In addition, the detailed PSNR and SSIM of the reconstruction results to the POHs encoded by these methods with different wavelengths and different reconstructed distances are also plotted in Fig. 8. The tested distances are set at 1 mm intervals in the range from 180 to 230 mm, which is much more than the number in the parameter pools under the trained progress. At different test distances along the horizontal axis in each plot of Fig. 8, the PSNR/SSIM values for different wavelengths are represented by RGB dots. To better illustrate the volatility of the reconstructed quality of these methods at different wavelengths and at different reconstructed distances, the average value of each case is plotted with a solid line in each plot. The deviation from the average value line represents the robustness of the coding by this method at different reconstructed distances and at different wavelengths. It can be seen that the average PSNR and SSIM for DWS-Net are as high as 30.83 dB and 0.87, respectively, as shown in Figs. 8(a) and 8(d). It also maintains a small deviation both along different reconstructed distances and different wavelengths. The variances for PSNR and SSIM values are 2.19 and 0.00096, while the average PSNR/SSIM of the traditional CCNN method and LPLN method are 23.15 dB/0.66 and 26.24 dB/16.46, as shown in Figs. 8(b)8(f). In addition, the values are more decentralized around the average value, and the quantitative variances of PSNR/SSIM for the traditional CCNN method and LPLN method are 24.29/0.00824 and 16.46/0.01872, respectively.
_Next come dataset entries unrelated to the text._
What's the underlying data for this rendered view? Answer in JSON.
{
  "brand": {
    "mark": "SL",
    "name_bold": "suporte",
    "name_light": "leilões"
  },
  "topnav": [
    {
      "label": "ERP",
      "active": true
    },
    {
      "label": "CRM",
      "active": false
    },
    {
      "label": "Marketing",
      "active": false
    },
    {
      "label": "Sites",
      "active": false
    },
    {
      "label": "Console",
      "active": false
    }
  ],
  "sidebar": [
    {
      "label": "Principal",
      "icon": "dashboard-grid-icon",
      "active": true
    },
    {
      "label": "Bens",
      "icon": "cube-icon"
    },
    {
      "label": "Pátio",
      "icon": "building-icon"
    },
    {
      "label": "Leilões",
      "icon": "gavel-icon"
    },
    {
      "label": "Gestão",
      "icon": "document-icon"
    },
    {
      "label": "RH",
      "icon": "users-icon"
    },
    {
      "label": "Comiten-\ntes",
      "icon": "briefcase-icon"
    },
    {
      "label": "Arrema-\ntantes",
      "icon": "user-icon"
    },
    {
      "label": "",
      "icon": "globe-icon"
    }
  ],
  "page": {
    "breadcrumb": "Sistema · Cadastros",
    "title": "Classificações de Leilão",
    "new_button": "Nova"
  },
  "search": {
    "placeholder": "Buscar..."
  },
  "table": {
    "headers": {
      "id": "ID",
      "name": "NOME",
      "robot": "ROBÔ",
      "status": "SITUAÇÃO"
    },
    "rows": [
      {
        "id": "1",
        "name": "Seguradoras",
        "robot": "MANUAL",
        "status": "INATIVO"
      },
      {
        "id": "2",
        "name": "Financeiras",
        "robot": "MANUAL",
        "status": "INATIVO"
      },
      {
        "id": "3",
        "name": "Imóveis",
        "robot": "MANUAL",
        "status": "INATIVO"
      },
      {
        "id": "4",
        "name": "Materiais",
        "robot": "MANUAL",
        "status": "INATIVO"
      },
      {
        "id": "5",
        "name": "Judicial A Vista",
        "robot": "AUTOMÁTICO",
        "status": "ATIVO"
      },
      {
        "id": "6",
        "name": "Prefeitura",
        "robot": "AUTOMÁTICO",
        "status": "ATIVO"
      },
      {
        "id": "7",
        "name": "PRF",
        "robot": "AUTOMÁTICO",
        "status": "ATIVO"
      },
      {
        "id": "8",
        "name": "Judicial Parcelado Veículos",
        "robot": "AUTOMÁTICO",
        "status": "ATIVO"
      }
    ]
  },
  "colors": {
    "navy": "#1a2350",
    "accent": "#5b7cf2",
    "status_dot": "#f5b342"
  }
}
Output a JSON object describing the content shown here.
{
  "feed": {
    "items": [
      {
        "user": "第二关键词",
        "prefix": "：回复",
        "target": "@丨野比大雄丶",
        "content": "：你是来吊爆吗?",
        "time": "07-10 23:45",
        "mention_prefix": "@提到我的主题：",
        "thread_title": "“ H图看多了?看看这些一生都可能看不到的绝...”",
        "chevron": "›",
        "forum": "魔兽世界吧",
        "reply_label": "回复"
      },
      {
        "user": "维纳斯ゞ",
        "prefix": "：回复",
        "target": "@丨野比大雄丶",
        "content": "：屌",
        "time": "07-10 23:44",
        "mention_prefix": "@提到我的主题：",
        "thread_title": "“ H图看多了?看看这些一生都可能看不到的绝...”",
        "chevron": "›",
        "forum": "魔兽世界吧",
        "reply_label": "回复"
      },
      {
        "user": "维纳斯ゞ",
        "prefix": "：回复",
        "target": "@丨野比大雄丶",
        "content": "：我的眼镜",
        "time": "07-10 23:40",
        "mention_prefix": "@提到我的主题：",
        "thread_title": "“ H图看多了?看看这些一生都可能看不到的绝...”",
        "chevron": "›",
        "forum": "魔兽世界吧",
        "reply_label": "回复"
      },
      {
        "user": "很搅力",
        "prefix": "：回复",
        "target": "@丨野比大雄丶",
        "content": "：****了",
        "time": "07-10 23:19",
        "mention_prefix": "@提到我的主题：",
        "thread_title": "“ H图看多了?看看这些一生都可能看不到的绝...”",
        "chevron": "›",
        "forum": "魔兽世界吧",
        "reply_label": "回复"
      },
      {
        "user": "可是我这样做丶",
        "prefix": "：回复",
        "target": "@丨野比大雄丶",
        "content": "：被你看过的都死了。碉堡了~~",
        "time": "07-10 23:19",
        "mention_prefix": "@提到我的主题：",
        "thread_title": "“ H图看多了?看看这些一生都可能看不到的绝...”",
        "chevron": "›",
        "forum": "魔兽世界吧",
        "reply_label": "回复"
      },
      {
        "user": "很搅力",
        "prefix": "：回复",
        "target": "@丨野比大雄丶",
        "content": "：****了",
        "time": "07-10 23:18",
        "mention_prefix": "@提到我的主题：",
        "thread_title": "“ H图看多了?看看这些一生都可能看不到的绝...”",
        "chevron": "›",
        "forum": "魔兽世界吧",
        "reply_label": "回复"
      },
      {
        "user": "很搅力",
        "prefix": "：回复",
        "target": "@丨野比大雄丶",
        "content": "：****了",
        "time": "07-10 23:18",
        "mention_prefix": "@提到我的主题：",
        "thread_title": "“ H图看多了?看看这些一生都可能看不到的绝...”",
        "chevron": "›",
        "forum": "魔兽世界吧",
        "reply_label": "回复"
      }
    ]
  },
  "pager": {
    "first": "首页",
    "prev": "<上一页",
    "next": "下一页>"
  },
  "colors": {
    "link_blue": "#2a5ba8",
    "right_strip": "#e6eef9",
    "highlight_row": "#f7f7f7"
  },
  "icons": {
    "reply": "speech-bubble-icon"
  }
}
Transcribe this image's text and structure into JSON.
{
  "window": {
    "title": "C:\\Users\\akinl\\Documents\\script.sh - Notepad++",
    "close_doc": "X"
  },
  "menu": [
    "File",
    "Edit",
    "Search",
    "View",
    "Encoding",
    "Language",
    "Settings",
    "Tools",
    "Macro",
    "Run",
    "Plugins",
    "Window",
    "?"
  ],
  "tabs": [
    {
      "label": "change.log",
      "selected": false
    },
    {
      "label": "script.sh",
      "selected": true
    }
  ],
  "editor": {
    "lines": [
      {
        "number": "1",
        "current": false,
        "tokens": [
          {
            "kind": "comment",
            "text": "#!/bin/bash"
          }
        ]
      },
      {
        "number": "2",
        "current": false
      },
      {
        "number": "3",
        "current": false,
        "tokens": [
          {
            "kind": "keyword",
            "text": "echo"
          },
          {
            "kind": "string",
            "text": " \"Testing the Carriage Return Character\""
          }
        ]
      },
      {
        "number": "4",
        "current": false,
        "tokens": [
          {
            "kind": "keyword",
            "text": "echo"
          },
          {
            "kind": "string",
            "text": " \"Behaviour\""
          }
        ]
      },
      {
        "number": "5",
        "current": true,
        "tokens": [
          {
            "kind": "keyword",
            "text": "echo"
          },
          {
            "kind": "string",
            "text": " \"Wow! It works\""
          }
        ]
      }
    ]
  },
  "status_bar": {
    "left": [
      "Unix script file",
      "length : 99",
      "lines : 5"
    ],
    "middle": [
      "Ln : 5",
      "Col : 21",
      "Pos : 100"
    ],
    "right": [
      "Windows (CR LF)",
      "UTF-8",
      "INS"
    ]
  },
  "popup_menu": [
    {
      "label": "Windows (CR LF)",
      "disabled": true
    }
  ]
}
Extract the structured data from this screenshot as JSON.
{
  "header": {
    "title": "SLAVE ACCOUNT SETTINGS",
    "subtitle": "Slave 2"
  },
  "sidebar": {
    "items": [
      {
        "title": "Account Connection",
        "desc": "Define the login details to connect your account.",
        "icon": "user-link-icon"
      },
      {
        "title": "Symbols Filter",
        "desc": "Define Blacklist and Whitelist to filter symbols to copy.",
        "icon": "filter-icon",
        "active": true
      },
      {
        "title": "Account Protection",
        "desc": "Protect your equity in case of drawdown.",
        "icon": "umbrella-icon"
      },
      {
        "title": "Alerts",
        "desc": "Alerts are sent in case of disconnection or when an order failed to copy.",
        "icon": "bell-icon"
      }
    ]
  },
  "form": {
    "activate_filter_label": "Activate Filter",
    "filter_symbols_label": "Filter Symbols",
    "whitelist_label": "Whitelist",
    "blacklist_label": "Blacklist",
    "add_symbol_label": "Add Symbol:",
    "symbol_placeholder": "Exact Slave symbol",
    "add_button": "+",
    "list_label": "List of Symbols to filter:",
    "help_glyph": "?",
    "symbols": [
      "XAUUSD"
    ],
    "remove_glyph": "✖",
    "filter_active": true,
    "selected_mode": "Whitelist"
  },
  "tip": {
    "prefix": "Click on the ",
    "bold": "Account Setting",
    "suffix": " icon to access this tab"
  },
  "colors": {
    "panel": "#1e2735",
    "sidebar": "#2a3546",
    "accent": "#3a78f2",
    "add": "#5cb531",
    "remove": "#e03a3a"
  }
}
That is to say, the PSNR/SSIM robustness of the DWS-Net for different reconstructed distances and wavelengths has been improved 90.98%/88.35% compared to the CCNN and 86.70%/94.87% compared to the LPLN. These results show that DWS-Net not only produces higher reconstruction quality across all wavelengths and distances but also provides more consistent and robust results, whereas there are some worse values both in the CCNN and LPLN at untrained sampling points, even though the LPLN is proposed for multiple reconstructed distances. Therefore, the proposed DWS-Net neural network can encode the complex amplitude hologram with different wavelengths and different reconstructed distances just under a single training, showing stronger adaptability and higher coding efficiency.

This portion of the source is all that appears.